# How do you evaluate  3^4*12^(3/2)*(1/2^2)^(3/2) ?

Apr 30, 2016

${3}^{4} \cdot {12}^{\frac{3}{2}} \cdot {\left(\frac{1}{2} ^ 2\right)}^{\frac{3}{2}} = 243 \sqrt{3}$

#### Explanation:

${3}^{4} \cdot {12}^{\frac{3}{2}} \cdot {\left(\frac{1}{2} ^ 2\right)}^{\frac{3}{2}}$

= ${3}^{4} \times {\left(2 \times 2 \times 3\right)}^{\frac{3}{2}} \times {\left({2}^{- 2}\right)}^{\frac{3}{2}}$

= ${3}^{4} \times {\left(2 \times 2 \times 3\right)}^{\frac{3}{2}} \times \left({2}^{\left(- 2\right) \cdot \frac{3}{2}}\right)$

= ${3}^{4} \times {\left({2}^{2} \times 3\right)}^{\frac{3}{2}} \times \left({2}^{- 3}\right)$

= ${3}^{4} \times {\left({2}^{2}\right)}^{\frac{3}{2}} \times {3}^{\frac{3}{2}} \times \left({2}^{- 3}\right)$

= ${3}^{4} \times {2}^{2 \times \frac{3}{2}} \times {3}^{\frac{3}{2}} \times {2}^{- 3}$

= ${3}^{4} \times {2}^{3} \times {3}^{\frac{3}{2}} \times {2}^{- 3}$

= ${3}^{4 + \frac{3}{2}} \times {2}^{3 - 3}$

= ${3}^{5 + \frac{1}{2}} \times {2}^{0}$

= ${3}^{5} \sqrt{3} \times 1 = 243 \sqrt{3}$

May 1, 2016

Once the concepts have been mastered, the details are shown by the previous contributor, it is important to streamline your working.

#### Explanation:

Change any base into prime factors:
= ${3}^{4} \times {\left({2}^{2} \times 3\right)}^{\frac{3}{2}} \times \frac{1}{{2}^{2}} ^ \left(\frac{3}{2}\right)$

Remove brackets by multiplying the indices.
(take care with the multiplication of fractions)
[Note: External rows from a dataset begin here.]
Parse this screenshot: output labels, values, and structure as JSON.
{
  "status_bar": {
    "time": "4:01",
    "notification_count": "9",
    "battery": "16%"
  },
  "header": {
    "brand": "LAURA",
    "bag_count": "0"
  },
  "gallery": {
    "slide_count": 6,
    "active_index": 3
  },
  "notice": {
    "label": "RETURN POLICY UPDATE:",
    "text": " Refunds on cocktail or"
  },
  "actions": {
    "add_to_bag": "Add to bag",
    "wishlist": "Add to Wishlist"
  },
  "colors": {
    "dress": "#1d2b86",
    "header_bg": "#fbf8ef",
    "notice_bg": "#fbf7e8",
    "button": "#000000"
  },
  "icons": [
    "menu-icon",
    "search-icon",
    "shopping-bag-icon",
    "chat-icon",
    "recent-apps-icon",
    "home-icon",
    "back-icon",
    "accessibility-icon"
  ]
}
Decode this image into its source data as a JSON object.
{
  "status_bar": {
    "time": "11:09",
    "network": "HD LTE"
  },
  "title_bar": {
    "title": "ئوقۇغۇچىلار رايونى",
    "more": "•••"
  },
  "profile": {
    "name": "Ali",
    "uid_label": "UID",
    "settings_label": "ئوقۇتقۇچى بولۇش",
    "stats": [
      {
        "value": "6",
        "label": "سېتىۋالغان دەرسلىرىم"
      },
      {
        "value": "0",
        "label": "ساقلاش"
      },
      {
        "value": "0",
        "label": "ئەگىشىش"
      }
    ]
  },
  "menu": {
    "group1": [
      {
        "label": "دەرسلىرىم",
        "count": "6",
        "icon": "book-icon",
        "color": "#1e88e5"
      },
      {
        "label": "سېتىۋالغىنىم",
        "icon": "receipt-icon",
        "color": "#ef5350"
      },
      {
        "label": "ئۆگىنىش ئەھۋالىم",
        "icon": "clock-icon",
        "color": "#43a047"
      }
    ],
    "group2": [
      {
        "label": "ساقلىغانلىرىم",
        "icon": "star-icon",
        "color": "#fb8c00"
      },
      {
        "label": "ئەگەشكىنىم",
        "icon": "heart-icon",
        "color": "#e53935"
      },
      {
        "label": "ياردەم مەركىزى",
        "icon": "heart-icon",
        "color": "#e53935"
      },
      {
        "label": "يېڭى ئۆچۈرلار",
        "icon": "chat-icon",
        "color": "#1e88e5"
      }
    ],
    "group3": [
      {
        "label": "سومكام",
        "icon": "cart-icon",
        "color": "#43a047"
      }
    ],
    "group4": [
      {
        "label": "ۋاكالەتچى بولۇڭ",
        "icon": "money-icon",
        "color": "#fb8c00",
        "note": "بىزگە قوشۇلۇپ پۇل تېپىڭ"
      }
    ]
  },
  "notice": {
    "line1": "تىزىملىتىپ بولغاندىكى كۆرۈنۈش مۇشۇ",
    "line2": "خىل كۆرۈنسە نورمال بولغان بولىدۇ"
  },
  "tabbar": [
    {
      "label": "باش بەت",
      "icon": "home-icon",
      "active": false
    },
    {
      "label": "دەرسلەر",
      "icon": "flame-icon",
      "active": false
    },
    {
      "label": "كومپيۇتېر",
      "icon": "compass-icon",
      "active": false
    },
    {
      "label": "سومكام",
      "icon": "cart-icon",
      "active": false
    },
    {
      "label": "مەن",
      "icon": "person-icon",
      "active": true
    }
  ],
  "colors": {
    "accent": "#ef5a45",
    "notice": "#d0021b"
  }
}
= ${3}^{4} \times \left({2}^{3}\right) \times {3}^{\frac{3}{2}} \times \frac{1}{{2}^{3}}$

Add the indices of like bases and cancel like factors

= ${3}^{4 + \frac{3}{2}} \times \cancel{{2}^{3}} \times \frac{1}{\cancel{{2}^{3}}}$

= ${3}^{4 + 1 \frac{1}{2}}$

= ${3}^{5 \frac{1}{2}}$ = ${3}^{\frac{11}{2}}$

= ${\left(\sqrt{3}\right)}^{11}$

Which form of the answer is best or simplest is debatable.